Dalam uraian legal standing, sambungnya, pada pokoknya Pemohon menguraikan bahwa Partai Buruh mempunyai peluang untuk memperoleh suara yang lebih besar di Pemilu 2029 karena pada 2024 Partai Buruh memperoleh suara yang signifikan.
Pemohon meyakini memiliki peluang memperoleh suara lebih besar pada Pemilu 2029, didasarkan pada hasil Pemilu 2024 yang menunjukkan perolehan suara signifikan sebagai partai politik baru. Pemohon bahkan mampu melampaui capaian sejumlah partai politik lama dan baru di berbagai daerah pemilihan. Untuk memperkuat dalil ini, Pemohon melampirkan 17 tabel dalam perbaikan permohonannya.
Baca juga:
Partai Buruh Uji Ambang Batas Parlemen
Sebagai tambahan informasi, Partai Buruh mengajukan pengujian Pasal 414 ayat (1) sebagaimana telah dimaknai dengan Putusan Mahkamah Konstitusi Nomor 116/PUU-XXI/2023, tanggal 29 Februari 2024, Pasal 415 ayat (1), dan Pasal 415 ayat (2) UU Pemilu serta Pasal 82 ayat (3) UU MD3 terhadap UUD NRI Tahun 1945. Sidang pendahuluan Perkara Nomor 131/PUU-XXIII/2025 ini dilaksanakan di MK pada Rabu (13/8/2025).
Pasal 414 ayat (1) UU Pemilu menyatakan, “Partai Politik Peserta Pemilu harus memenuhi ambang batas perolehan suara paling sedikit 4% (empat persen) dari jumlah suara sah secara nasional untuk diikutkan dalam penentuan perolehan kursi anggota DPR.” Norma ini telah dimaknai dengan Putusan MK Nomor 116/PUU-XXI/2023, tanggal 29 Februari 2024, sebagai berikut: “Menyatakan norma Pasal 414 ayat (1) Undang-Undang Nomor 7 Tahun 2017 tentang Pemilihan Umum (Lembaran Negara Republik Indonesia Tahun 2017 Nomor 182, Tambahan Lembaran Negara Republik Indonesia Nomor 6109) adalah konstitusional sepanjang tetap berlaku untuk Pemilu DPR 2024 dan konstitusional bersyarat untuk diberlakukan pada Pemilu DPR 2029 dan pemilu berikutnya sepanjang telah dilakukan perubahan terhadap norma ambang batas parlemen serta besaran angka atau persentase ambang batas parlemen dengan berpedoman pada persyaratan yang telah ditentukan.”

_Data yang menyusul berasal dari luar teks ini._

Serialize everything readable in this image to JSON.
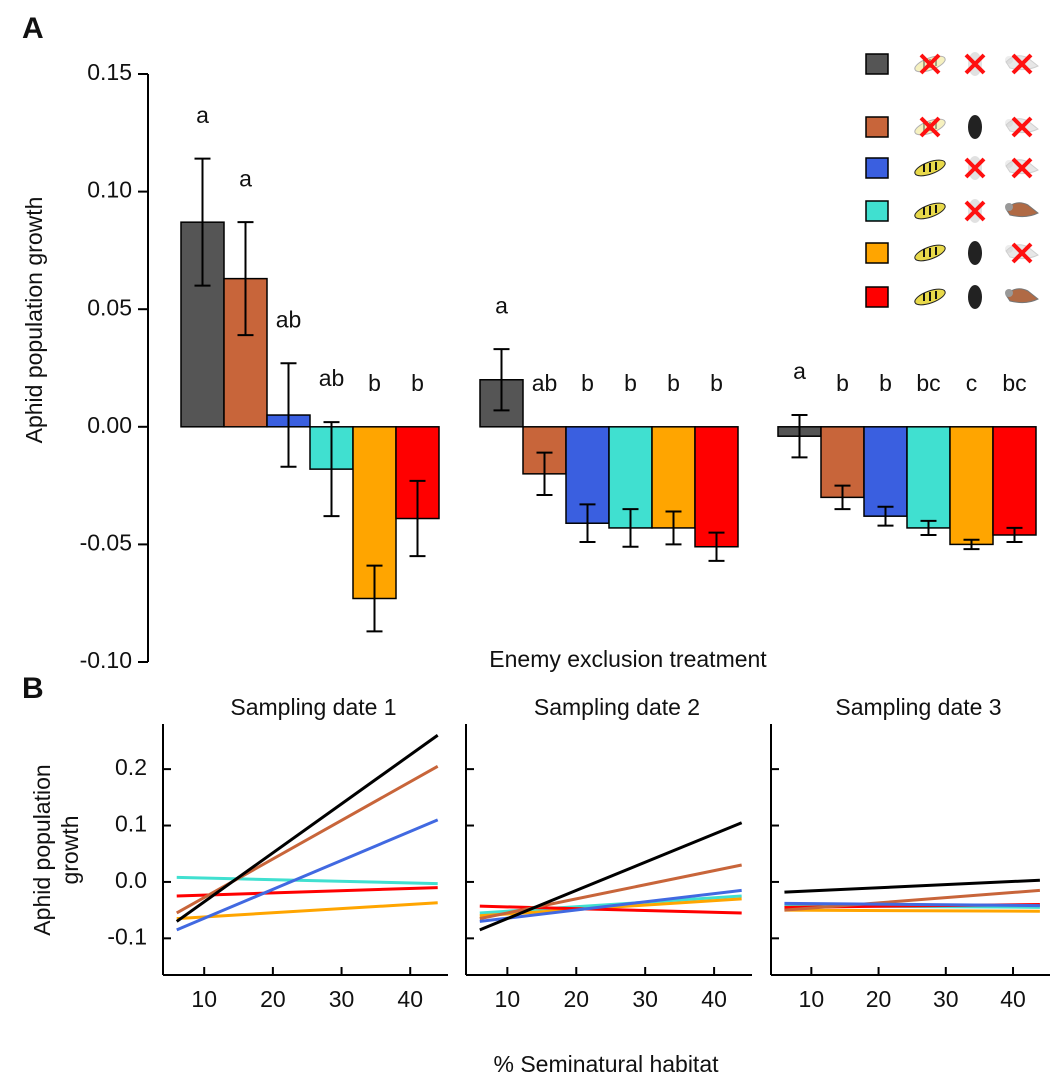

Said Salahudin selaku kuasa hukum Partai Buruh (Pemohon) dalam persidangan mengatakan isu konstitusional yang dipersoalkan dalam permohonan tersebut mengenai ketentuan ambang batas perolehan suara minimal partai politik dalam pemilu untuk diikutsertakan dalam penentuan perolehan kursi di DPR atau yang dikenal dengan istilah ambang batas parlemen (parliamentary threshold). “Pemohon menyadari bahwa aturan ambang batas parlemen masih dinilai konstitusional dan dinyatakan MK sebagai kewenangan dari pembentuk undang-undang atau open legal policy,” ujarnya.
Namun Pemohon mengacu pada putusan MK Nomor 62/PUU-XXII/2024 yang pernah membuka ruang pengujian ulang dan bahkan membatalkan norma yang sebelumnya ditetapkan MK sebagai kebijakan hukum terbuka yaitu terkait dengan aturan presidential threshold. Menurut Pemohon, pendirian MK dapat berubah dengan merujuk pada Putusan MK Nomor 14/PUU-XI/2013 juncto Putusan MK Nomor 116/PUU-XXI/2023, yang menegaskan bahwa MK memiliki kewenangan untuk meninjau kembali materi atau substansi undang-undang, termasuk yang sebelumnya telah dinyatakan konstitusional, sepanjang terbukti bertentangan dengan hak politik, kedaulatan rakyat, dan prinsip rasionalitas.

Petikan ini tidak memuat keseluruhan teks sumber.